ECE2022 Eposter Presentations Pituitary and Neuroendocrinology (211 abstracts)
1Hospital Gregorio Marañón, Endocrinología y Nutrición, Madrid, Spain; 2Hospital Gregorio Marañón, Medicina Interna, Madrid, Spain
Introduction: Insulinoma, despite its low incidence of 0.4%, it is the most common functioning pancreatic neuroendocrine tumor. Most are benign, solitary and sporadic. Around 10% can be malignant and 5-10% are part of MEN-1. On certain occasions, the differential diagnosis is difficult when there is a history of Diabetes Mellitus (DM). Our objective was to describe clinical-epidemiological data and its diagnostic-therapeutic management.
Materials and Methods: Retrospective study that used electronic records of 21 patients with a diagnosis of insulinoma confirmed by pathological anatomy treated at our Hospital from 2000-2020. Qualitative variables were described in frequencies. Shapiro-Wilk test was used to determine the normality of the variables. Data were represented according to median and interquartile range(p25-p75).

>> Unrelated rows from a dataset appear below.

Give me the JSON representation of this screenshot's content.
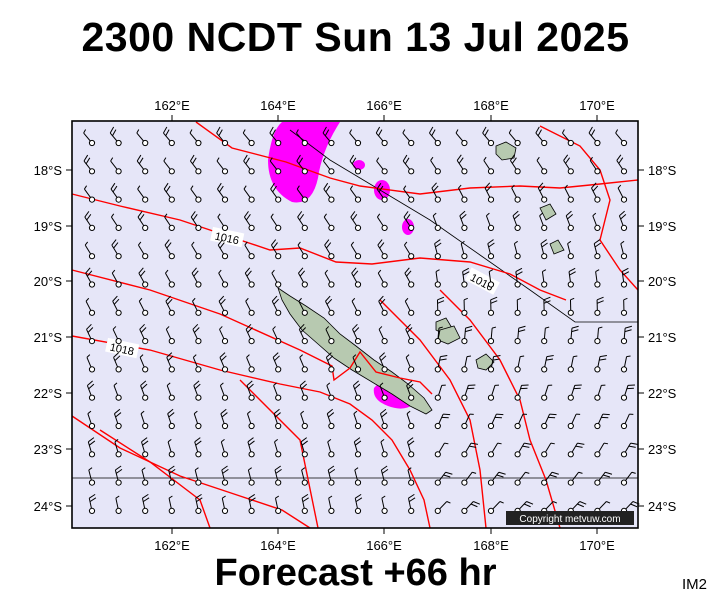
{
  "title": "2300 NCDT Sun 13 Jul 2025",
  "footer": "Forecast +66 hr",
  "corner_code": "IM2",
  "copyright": "Copyright metvuw.com",
  "lon_labels": [
    "162°E",
    "164°E",
    "166°E",
    "168°E",
    "170°E"
  ],
  "lat_labels": [
    "18°S",
    "19°S",
    "20°S",
    "21°S",
    "22°S",
    "23°S",
    "24°S"
  ],
  "contour_labels": [
    "1016",
    "1016",
    "1018"
  ],
  "colors": {
    "ocean": "#e6e6f8",
    "isobar": "#ff0000",
    "rain": "#ff00ff",
    "land": "#b7c9b0",
    "barb": "#000000"
  }
}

Results: 76.2% were women. The median age was 57 years(50-74). A median prior to diagnosis was 12 months(5-24). Of note, 3 patients had a previous history of DM2 and 16.7% had MEN-1. Within the laboratory parameters at diagnosis: basal insulin 18 mui/ml(11-37.9), basal C-peptide 1.61 ng/dl(1.1-2.3) and basal glucose 47 mg/dl(37-63). The most used functional test was the 72-hour fasting test; positive in all cases and in the first 24 hours(75%) and the rest in 24-48 hours (25%). Regarding non-invasive preoperative localization studies: the most application and with the best rate of correct localization was computed tomography (TC) (88.9% and 93.8% respectively), followed by magnetic resonance (RM) (42.9%) and abdominal ultrasound(19%). With a registered median size of 1.50 cm(1.3-2.1). The most frequent invasive preoperative localization study was ultrasound endoscopy(9.5%) and the most used intraoperative study was ultrasound(28.6%), which identified the tumor in all the patients. The treatment of choice was surgery in 90.4%; the majority surgical method was open approach(60%). The most frequent surgical complication was pancreatic fistula(17.6%). Four cases(20%) of malignant insulinomas were reported, all were multicentric and metastatic, predominant localization was liver. In relation to the pathological anatomy report, most were unicentric, most prevalence positive immunohistochemical markers were synaptophysin, chromogranin A and insulin. Ki67% had a median of 2%(1.5-5). The most common location was head and body(50%). Cure rates of 94.11% in benign cases and 25% in malignant cases were reported. No recurrences were recorded.
Conclusions: Insulinoma is a rare pancreatic tumor. CT or MRI are preferred non-invasive localization tests. The choice of treatment is pancreas-preserving surgery with a high cure rate. However, its morbidity and mortality increases when it is a malignant insulinoma.